Ce lundi 30 mars 2026, à Bangui, une grande banderole a été affichée à l’occasion de la prestation de serment de Faustin Archange Touadéra pour son troisième mandat illégal à la tête de l’État.

 

Sur cette banderole apparaît le sigle UFDO (Union des Forces Démocratiques de l’Opposition), qui inclut le nom du MLPC (Mouvement de Libération du Peuple Centrafricain) parmi d’autres formations telles que le CDRC, le MUD, l’ORP et le PUR. Le texte parle d’« investiture du 1er Président de la 7ème République ».

 

Le Bureau politique légal du MLPC, le parti historique fondé par l’ancien président Ange-Félix Patassé, rejette catégoriquement cette utilisation de son nom. Il affirme que le MLPC n’a jamais rejoint cette plateforme et que personne n’a reçu l’autorisation de l’y associer.

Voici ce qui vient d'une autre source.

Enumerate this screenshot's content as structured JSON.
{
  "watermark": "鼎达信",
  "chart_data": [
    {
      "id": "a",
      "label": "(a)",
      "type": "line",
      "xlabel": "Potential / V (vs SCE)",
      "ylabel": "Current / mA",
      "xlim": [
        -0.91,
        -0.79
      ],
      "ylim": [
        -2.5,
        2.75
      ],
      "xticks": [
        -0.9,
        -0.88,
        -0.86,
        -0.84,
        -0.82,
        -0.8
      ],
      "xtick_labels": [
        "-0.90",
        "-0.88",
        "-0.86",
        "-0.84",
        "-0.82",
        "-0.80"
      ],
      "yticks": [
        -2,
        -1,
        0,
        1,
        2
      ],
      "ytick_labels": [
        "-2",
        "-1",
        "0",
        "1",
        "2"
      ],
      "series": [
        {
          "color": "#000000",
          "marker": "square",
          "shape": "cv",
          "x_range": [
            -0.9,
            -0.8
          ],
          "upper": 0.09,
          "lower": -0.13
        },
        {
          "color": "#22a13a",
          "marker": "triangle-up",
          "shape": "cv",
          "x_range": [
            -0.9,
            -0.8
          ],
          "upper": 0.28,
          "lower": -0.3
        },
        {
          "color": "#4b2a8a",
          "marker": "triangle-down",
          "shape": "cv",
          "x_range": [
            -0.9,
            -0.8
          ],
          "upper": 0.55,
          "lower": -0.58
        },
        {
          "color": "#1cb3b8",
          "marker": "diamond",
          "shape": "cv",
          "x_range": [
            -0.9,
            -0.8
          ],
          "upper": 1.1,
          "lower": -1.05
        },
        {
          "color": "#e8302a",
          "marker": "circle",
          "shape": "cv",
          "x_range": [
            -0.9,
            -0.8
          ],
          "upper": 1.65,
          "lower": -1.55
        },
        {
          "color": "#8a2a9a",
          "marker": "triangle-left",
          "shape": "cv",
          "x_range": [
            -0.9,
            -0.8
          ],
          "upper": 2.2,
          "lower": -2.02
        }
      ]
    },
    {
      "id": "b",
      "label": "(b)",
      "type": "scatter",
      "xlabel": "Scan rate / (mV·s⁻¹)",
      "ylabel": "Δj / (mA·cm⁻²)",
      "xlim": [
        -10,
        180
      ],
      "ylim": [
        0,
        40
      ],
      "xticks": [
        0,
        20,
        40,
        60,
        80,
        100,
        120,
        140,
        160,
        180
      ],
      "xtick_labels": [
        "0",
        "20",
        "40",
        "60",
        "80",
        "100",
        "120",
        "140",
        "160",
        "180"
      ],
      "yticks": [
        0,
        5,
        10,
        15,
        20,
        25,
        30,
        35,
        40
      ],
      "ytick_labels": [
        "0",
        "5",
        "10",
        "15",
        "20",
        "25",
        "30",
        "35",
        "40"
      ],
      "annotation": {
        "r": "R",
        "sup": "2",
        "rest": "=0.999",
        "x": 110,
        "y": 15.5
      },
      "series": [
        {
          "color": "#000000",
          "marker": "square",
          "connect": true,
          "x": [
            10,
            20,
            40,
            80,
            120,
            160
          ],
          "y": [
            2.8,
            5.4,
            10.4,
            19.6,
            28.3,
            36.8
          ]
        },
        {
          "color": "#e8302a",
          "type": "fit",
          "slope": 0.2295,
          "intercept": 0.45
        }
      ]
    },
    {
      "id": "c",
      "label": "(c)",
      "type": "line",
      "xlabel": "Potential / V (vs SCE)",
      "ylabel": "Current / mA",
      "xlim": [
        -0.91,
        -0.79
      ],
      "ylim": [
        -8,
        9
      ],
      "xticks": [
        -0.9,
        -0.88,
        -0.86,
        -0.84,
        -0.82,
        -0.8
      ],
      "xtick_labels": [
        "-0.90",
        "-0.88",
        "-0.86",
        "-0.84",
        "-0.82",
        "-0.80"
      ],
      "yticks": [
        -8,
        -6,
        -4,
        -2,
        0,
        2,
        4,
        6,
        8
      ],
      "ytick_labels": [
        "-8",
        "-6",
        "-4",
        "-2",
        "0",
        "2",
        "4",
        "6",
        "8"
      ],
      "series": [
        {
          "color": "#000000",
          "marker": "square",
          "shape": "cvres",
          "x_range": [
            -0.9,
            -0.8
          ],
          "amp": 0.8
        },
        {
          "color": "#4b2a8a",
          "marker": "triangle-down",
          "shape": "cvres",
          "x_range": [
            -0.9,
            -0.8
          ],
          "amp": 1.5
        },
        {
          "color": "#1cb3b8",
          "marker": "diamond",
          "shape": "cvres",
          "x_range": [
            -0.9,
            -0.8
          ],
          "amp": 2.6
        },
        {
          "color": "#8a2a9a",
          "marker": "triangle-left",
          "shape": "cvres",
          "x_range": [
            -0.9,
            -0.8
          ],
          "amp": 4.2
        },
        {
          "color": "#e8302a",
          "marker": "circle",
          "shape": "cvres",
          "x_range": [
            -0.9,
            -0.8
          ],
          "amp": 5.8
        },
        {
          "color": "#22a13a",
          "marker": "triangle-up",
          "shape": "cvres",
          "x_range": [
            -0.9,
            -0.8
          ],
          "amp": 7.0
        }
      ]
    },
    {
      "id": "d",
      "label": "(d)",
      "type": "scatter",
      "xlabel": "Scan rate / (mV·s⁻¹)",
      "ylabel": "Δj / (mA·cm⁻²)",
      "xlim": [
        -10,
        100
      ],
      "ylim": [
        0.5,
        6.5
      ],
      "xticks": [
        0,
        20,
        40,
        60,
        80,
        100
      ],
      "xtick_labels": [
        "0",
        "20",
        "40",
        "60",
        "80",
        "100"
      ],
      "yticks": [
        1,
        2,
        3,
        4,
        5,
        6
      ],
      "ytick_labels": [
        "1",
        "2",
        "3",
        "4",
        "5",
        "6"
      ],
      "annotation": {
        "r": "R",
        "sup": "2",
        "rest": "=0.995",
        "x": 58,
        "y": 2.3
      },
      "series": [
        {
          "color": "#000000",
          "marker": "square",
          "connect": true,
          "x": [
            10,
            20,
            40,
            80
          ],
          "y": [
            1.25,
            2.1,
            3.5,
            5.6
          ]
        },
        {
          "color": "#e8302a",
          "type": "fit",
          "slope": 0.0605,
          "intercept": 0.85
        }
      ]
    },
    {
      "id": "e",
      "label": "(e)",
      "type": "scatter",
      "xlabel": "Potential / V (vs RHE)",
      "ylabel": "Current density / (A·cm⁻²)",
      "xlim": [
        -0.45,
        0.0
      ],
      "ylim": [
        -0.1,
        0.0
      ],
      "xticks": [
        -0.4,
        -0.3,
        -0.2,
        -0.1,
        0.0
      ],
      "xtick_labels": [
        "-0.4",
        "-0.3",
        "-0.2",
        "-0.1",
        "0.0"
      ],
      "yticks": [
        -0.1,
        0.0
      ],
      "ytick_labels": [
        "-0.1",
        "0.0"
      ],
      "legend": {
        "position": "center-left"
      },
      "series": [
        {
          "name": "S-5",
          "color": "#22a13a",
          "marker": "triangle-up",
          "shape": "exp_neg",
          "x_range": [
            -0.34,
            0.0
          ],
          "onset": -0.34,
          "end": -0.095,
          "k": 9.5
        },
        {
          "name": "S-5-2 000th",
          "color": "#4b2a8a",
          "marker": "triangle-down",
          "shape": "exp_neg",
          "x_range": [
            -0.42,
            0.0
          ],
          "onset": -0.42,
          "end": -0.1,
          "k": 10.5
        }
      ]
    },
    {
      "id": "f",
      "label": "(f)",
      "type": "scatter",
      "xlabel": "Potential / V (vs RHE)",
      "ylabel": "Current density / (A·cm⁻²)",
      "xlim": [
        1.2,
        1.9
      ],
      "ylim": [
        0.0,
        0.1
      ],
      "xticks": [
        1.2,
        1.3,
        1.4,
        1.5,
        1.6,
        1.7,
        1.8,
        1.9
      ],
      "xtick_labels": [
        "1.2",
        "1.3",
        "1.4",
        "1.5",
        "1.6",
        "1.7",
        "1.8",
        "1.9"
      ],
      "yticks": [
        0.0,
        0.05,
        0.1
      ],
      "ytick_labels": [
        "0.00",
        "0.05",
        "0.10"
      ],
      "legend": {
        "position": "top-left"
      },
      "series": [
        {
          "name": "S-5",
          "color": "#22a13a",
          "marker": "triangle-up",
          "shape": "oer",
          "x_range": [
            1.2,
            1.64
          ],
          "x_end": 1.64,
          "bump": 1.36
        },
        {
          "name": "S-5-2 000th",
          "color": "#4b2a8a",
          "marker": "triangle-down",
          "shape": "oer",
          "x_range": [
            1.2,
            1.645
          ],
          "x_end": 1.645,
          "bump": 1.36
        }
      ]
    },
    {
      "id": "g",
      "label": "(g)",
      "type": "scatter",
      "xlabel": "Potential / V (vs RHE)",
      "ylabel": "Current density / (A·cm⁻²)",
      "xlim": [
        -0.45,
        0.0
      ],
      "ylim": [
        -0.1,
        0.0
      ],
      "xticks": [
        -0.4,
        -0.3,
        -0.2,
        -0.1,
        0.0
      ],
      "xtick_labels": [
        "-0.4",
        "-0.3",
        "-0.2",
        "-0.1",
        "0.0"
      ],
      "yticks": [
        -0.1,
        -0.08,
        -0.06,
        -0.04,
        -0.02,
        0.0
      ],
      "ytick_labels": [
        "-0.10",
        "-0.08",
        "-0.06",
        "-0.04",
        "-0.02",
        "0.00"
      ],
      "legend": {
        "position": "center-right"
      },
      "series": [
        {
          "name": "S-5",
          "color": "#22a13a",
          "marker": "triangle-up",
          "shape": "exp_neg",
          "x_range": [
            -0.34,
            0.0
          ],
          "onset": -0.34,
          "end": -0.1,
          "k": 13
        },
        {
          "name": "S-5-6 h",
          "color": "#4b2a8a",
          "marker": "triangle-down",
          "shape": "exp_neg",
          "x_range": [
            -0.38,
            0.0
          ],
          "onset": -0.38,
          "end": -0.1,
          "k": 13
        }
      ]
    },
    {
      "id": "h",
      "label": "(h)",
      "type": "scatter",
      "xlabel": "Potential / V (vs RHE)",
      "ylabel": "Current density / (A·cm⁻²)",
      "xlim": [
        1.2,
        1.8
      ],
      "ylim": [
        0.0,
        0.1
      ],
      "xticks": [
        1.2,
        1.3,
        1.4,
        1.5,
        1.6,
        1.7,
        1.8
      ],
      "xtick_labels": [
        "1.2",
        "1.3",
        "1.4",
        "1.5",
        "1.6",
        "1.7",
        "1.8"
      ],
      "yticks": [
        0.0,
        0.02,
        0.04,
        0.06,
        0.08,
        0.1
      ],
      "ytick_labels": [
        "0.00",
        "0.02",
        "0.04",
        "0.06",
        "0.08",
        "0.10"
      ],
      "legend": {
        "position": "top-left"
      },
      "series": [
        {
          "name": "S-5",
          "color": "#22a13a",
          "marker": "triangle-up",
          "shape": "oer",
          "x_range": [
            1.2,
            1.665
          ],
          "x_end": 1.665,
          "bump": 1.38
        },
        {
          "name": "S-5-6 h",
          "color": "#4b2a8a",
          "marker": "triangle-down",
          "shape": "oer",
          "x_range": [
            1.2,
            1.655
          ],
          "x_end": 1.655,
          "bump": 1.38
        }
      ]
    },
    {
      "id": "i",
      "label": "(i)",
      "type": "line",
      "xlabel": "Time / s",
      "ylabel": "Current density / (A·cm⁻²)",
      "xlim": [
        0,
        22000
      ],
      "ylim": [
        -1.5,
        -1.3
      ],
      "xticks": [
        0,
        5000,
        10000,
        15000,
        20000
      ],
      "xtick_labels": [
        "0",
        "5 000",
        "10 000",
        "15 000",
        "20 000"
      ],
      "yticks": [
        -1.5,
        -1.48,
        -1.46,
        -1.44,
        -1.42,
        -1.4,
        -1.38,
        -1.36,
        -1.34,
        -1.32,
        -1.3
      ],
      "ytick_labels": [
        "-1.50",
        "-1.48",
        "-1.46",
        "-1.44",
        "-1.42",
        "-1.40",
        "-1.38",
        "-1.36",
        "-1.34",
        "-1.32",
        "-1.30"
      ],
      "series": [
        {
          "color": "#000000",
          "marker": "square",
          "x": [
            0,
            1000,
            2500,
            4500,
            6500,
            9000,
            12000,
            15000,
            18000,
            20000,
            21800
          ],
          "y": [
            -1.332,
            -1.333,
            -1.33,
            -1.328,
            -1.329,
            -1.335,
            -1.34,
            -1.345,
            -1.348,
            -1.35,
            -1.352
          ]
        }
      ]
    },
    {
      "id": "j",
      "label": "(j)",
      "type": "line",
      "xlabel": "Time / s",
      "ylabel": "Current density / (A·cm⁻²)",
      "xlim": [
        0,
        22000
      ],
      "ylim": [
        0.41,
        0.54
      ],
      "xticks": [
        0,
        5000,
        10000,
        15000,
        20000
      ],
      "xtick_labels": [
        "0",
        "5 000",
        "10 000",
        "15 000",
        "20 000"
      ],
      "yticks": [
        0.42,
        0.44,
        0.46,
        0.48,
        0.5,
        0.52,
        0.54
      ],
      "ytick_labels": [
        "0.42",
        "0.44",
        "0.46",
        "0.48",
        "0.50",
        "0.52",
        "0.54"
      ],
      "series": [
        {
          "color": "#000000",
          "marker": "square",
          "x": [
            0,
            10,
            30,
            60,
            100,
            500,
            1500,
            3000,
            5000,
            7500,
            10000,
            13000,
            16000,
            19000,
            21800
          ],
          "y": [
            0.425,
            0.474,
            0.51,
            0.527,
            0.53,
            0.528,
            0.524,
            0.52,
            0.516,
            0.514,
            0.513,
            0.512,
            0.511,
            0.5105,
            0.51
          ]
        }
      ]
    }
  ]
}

Centrafrique : Le Bureau politique légal du MLPC dénonce l’usurpation de son nom sur une banderole lors de la cérémonie de prestation de serment du troisième mandat de Faustin Archange Touadéra
Les cherchés à manger de l’UFDO

 

Partout sur les réseaux sociaux, les centrafricains qualifient les personnes impliquées de « chercheurs à manger ». Cette expression désigne, dans le langage courant centrafricain, les politiciens opportunistes qui passent d’un camp à l’autre selon les avantages qu’on leur propose.

 

« Ces gens changent de costume nuit et jour. Ils sont les mercenaires de Touadéra », déclare le texte. « Ils prennent illégalement le nom du MLPC pour faire croire que le grand parti historique appuie le régime et prend part à cette cérémonie. » Une coalition décrite comme fantôme Le MLPC légal présente l’UFDO comme une coalition fantôme, une structure utopique et invisible, montée depuis 2023. Plusieurs des partis ou figures cités dans cette union ont une existence très limitée sur le terrain ou ont été créés dans des conditions peu claires. Certains initiateurs auraient rencontré le président avant de disparaître peu de temps après.

 

Selon le Bureau politique légal, l’objectif est de créer une opposition de façade afin d’affaiblir les forces critiques réelles et de donner l’image de soutiens larges au pouvoir. Le MLPC souligne que l’opinion nationale et internationale connaît ces pratiques depuis longtemps :

 

« Ils se ridiculisent pour rien. La communauté internationale sait que ce sont des marionnettes au service du pouvoir en contrepartie de subsides épisodiques. » Position ferme du MLPC authentique Le MLPC, souvent représenté par des responsables comme Martin Ziguélé, maintient sa ligne d’opposition claire et refuse toute tentative d’instrumentalisation. Il dénonce une méthode habituelle consistant à diviser l’opposition en fabriquant des regroupements artificiels avec des diadistes politiques – ces opportunistes prêts à tout pour obtenir des avantages.

 

Le communiqué est direct :« Le MLPC reste debout. Le MLPC ne se vend pas. Le MLPC ne se laisse pas voler. Le peuple centrafricain n’est pas dupe. » Cette situation met en évidence les divisions persistantes dans le paysage politique centrafricain, où l’emploi abusif du nom de grands partis historiques sert à brouiller les repères.